Brianna tak bisa untuk marah pada wanita itu. Lagipula untuk apa? Bila Shailene memang benar membencinya, tetap Brianna pemenangnya. Ya ampun. Brianna buru-buru menghilangkan pikirannya itu. Bisa-bisanya ia berpikir tentang suatu hal seperti ini? Seolah Brianna sedang menjalani hubungan yang amat serius dengan Matthew.
"Kau diam saja sejak bertemu gadis itu," ucap Brianna.
"Hm?"
Sebuah kata tanpa arti keluar dari mulut tertutup Matthew. Mereka tengah berjalan-jalan di sekitar gereja. Salju memang tak begitu tebal hari itu. Tapi udara cukup dingin menerpa wajah Brianna.
"Kau masih mencintainya, Matt?" tanya Brianna tiba-tiba.
"Hm?" Lagi-lagi kata itu yang keluar dari mulut Matt. "Kenapa kau jadi terus saja membahas Shailene di depanku? Kau tahu kan kalau aku tak menyukainya?"
Brianna mendengus.
"Kau bilang kau tak menyukai saat aku membahas Shailene di hadapanmu. Tapi kau justru tak berkedip saat melihatnya. Dasar lelaki," gerutu Brianna pada Matthew.
Pria itu kemudian menghentikan langkahnya lalu membalikkan tubuhnya pada Brianna.
"Kenapa? Kau cemburu saat menatapnya tanpa berkedip?"
"Huh? Aku ti-"
"Kalau begitu aku minta maaf. Lain kali tak akan kulakukan."
"Hei, t-" Brianna bahkan tak bisa menahan langkah lebar pria itu. Menyebalkan, batinnya. "Lagipula siapa yang cemburu padanya," sangkal Brianna.
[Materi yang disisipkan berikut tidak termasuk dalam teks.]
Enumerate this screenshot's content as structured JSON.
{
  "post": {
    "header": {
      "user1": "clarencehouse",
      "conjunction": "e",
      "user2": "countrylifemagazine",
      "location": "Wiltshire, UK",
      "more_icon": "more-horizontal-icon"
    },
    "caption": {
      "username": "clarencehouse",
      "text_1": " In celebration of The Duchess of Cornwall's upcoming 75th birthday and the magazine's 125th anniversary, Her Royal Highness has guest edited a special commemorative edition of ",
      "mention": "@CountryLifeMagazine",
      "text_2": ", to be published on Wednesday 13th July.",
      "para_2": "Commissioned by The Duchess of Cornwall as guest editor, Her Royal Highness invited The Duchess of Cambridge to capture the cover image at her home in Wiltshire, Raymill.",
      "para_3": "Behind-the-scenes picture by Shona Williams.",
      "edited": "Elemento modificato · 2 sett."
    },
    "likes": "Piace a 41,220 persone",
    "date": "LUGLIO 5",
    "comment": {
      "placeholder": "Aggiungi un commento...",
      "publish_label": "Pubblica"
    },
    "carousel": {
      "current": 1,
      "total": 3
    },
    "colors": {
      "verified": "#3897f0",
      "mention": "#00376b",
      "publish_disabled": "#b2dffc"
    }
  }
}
"Hei, cepatlah. Hari mulai dingin!"
Entah kenapa gadis itu tersenyum saat melihat Matthew dari kejauhan begini.
Brianna melebarkan langkahnya mengejar Matthew yang ternyata sudah cukup jauh darinya.
Gadis itu berusaha untuk bersuka cita. Besok adalah hari pernikahannya. Walaupun pura-pura, sepertinya Brianna akan merasakan suatu perubahan yang besar dalam hidupnya.
Shailene juga merasa hal itu saat ia menikah dengan Clint. Wanita itu masih ingat saat ia menangis di altar. Bukan tangisan kebahagiaan. Melainkan tangisan kesal, marah dan takut yang bercampur menjadi satu dalam benaknya.
Ciuman bibirnya untuk pertama kali dengan Clint yang ia lakukan di depan salib gereja itu juga begitu menyakiti hatinya.
Sesak sekali dadanya saat itu. Air mata yang harusnya adalah air mata haru dan kebahagiaan bukanlah hal yang ia dapat saat itu.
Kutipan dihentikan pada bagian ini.